Since when can Healy-Raes even leave Kerry? (The Dáil doesn’t count; I assume there’s an EU-subsidised underground tunnel running directly from the Healy-Rae compound to Leinster House.)
Could a Healy-Rae ever be president? I mean, everyone else is having a go. They’d probably do it if Ireland was declared “Greater Kerry” (running Kerry is a bigger ambition to them than running a parochial backwater like “Ireland”).

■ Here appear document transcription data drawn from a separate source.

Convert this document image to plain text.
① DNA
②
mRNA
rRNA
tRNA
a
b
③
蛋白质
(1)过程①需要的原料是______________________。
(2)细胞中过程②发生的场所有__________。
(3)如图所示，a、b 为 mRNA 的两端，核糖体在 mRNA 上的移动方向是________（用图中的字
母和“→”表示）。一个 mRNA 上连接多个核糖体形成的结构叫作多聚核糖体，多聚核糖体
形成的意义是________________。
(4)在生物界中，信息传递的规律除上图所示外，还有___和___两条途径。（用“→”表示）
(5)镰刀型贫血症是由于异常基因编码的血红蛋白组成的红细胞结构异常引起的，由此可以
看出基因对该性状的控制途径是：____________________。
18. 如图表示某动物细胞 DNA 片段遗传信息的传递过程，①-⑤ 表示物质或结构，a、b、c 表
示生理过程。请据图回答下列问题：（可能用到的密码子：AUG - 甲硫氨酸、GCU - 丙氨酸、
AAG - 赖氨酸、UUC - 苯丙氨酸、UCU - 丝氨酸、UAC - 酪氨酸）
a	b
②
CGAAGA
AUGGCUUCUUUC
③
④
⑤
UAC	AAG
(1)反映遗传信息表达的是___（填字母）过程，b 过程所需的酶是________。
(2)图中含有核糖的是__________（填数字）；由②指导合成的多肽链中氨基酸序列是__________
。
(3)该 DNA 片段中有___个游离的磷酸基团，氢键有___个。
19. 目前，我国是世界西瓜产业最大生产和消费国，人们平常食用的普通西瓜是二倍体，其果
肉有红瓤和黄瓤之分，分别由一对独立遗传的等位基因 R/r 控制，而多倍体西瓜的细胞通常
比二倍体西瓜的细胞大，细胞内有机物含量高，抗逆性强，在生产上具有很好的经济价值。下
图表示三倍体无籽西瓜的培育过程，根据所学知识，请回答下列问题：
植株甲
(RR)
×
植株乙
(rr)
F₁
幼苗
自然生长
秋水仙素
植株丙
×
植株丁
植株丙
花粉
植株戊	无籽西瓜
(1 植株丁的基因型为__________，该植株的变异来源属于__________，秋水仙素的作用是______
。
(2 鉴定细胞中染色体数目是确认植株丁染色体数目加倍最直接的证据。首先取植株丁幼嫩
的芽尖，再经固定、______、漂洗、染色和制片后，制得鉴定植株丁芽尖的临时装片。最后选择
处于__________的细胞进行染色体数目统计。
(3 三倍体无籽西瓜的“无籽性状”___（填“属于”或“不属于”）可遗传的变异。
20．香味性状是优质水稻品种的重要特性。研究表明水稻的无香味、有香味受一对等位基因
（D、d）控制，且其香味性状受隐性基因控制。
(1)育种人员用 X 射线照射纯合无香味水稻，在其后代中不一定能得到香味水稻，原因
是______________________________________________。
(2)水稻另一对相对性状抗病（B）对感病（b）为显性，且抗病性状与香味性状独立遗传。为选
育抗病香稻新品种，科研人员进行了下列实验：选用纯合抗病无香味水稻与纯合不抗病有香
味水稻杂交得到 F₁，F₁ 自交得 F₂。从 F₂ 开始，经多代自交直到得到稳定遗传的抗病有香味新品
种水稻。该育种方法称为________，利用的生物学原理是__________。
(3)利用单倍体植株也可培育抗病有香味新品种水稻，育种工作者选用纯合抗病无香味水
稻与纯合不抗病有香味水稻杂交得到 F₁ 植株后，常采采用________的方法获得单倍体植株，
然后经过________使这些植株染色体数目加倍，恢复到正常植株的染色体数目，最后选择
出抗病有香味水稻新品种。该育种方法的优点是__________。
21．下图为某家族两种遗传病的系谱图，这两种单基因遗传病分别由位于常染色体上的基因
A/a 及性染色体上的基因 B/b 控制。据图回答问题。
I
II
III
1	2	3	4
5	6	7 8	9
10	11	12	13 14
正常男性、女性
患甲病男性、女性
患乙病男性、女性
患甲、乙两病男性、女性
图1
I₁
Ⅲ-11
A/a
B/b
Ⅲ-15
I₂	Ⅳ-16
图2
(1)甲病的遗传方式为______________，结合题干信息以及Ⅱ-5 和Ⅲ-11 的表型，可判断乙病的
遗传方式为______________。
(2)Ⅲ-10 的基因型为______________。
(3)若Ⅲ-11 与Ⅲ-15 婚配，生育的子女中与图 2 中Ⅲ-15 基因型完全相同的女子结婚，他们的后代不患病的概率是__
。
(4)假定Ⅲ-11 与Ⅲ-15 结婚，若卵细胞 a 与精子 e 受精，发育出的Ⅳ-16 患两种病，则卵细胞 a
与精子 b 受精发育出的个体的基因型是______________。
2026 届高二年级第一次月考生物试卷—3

Is Michael, in donning glasses and asking journo questions, insensitively appropriating my culture? I suppose he is. But cultural appropriation is part of politics. A few weeks ago, for example, a besuited Leo Varadkar had a go on a horse drawn plough at the Ploughing Championships. “Look at me!” his expression seemed to say. “Though I am better than you with your lowly peasant pastimes and, how you say, ‘cow-shite’, I too can walk on uneven ground and feign an interest in diesel.”
If Varadkar and the rest can appropriate culchie culture when it suits them, then I guess Michael Healy-Rae can pull one over on the big eejits in Dublin by pretending to be a television presenter (as a grotesque culchie/metropolitan elite hybrid, I’m torn on both issues).
Also, what difference does it make? I mean, look who he’s replacing. Ivan Yates, a former bookie with a ministerial pension, is an end-of-level boss version of Healy-Rae anyway.
Because this is the big secret of Irish politics and the reason “mainstream” politicians like to mock the Healy-Raes in the first place: their blatant pandering to their constituents is a core political value in Ireland. If you gave most Irish TDs an MRI scan you’d see that most were, in fact, wearing tiny little Healy-Rae flat caps (hence, as Karl Deeter notes on this show, why so many politicians complain about a lack of housing while simultaneously protesting developments in their own constituencies).
The new breed of photogenic Fine Gaelers may kiss pictures of Macron at night, have the word “technocrat” on their Tinder profiles and name their children things like “Google” and “Development Plan 2020”, but get them on the doorstep and they’ll sing a rebel song, kiss your stupid baby and rustle up a medical card before you can say the words “single transferable vote”. In Irish politics we are all Michael Healy-Rae. And this, I presume, is the crushing point the producers of The Tonight Show are trying to make.